Re: Fuzz.
Thanks for that, a lot of interesting info, I think think there is some room for disagreement on the reasons that it is stuck at 97%.
I do agree that you will never get a system that is 100%, but people are hovering somewhere around 99.74% as drivers. and I don't think technology is far off of passing that. But the reality is without redundant systems the frequency will be higher, and it's still easy to accuse Tesla of negligence.
Look at Air Lines of the major North American carriers, there have essentially be 3 incidents causing 8 deaths with 261 survivors in the past 25 years. Every incident has been survivable and therefore controlled to an extent when you compare it to the record of Air Flight in the 20th century. Every system can be built to an acceptable level of safety if the market demands it, and it is achievable to build an FSD system that gets to 99.9%, and that behaves conservatively enough to create survivability in the 0.1%.
But, Decisions like rushing partially complete products to market and rejecting redundant sensors in favor of the low cost option in all cases, will hamper the effort to get there, which is the problem I was commenting on. Tesla has chosen not to put the best possible product on the market, and therefore has chose a lower level of safety in FSD.

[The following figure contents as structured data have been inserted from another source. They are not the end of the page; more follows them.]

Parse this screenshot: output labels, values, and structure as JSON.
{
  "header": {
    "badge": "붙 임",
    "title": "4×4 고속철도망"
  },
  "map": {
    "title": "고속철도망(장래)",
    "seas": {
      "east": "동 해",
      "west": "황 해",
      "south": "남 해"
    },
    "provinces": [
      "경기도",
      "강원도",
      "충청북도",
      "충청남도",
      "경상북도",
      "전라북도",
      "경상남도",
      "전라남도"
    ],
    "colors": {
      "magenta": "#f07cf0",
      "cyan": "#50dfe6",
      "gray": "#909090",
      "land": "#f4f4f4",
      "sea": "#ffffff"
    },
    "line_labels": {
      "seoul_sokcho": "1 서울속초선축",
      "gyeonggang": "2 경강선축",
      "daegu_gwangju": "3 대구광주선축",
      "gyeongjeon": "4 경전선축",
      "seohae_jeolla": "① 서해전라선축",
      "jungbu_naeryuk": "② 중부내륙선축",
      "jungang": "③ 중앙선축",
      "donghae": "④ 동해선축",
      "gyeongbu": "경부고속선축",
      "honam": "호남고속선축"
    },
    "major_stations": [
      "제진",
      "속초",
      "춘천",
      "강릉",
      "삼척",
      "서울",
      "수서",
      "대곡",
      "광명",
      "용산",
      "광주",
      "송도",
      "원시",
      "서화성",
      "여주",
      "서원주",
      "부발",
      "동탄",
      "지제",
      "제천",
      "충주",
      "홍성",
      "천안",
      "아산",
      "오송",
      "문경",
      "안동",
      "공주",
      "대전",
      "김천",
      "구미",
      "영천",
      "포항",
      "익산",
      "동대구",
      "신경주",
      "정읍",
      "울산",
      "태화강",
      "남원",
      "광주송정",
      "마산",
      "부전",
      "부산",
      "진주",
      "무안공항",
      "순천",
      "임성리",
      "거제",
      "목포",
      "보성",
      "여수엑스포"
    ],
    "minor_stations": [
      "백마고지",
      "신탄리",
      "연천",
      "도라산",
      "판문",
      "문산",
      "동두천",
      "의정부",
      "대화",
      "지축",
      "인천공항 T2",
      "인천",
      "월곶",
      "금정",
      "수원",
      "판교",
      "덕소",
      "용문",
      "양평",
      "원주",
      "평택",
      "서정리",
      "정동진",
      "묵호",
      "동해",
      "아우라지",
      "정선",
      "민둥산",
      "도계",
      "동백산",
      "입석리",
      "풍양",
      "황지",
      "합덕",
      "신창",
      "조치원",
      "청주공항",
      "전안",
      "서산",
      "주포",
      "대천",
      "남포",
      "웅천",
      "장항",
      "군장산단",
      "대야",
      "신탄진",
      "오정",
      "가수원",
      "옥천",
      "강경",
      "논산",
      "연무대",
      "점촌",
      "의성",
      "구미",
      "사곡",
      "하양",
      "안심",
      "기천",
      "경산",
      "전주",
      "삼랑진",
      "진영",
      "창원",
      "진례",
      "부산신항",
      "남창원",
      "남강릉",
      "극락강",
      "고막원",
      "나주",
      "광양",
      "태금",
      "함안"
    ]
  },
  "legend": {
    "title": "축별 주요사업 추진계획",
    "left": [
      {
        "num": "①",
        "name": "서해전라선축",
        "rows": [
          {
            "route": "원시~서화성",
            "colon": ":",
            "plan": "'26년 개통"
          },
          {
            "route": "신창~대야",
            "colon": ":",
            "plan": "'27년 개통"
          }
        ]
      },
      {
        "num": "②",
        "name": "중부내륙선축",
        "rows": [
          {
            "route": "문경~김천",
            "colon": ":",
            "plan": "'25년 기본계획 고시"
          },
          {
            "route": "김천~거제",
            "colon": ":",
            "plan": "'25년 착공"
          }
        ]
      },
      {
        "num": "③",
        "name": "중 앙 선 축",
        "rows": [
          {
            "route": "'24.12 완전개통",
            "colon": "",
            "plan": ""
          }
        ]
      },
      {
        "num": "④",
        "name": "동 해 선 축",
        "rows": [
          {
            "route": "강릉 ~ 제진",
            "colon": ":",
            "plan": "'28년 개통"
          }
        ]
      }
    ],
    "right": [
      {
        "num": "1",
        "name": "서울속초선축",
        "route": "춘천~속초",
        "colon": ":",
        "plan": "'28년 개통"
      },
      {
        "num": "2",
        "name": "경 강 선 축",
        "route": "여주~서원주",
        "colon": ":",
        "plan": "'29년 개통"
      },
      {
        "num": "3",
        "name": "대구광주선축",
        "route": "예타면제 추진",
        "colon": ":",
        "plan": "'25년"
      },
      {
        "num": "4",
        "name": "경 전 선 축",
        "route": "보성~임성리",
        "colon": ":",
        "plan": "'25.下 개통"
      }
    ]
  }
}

I also think there is a case for removing GPT-4o and o3 from that graph as they don't represent generational changes in the same line of progression. I believe GPT-4o was basically the same system as GPT-4 with a larger range of output options, same tech + more options = higher error rate. And o3 was Open AI purposely taking a step back in the speed / accuracy progression to build a model with a slightly different foundation. If that is the case, than the others on the primary GPT line show a slowing but continuing progression rather than a peak or a plateau that the trend line suggests.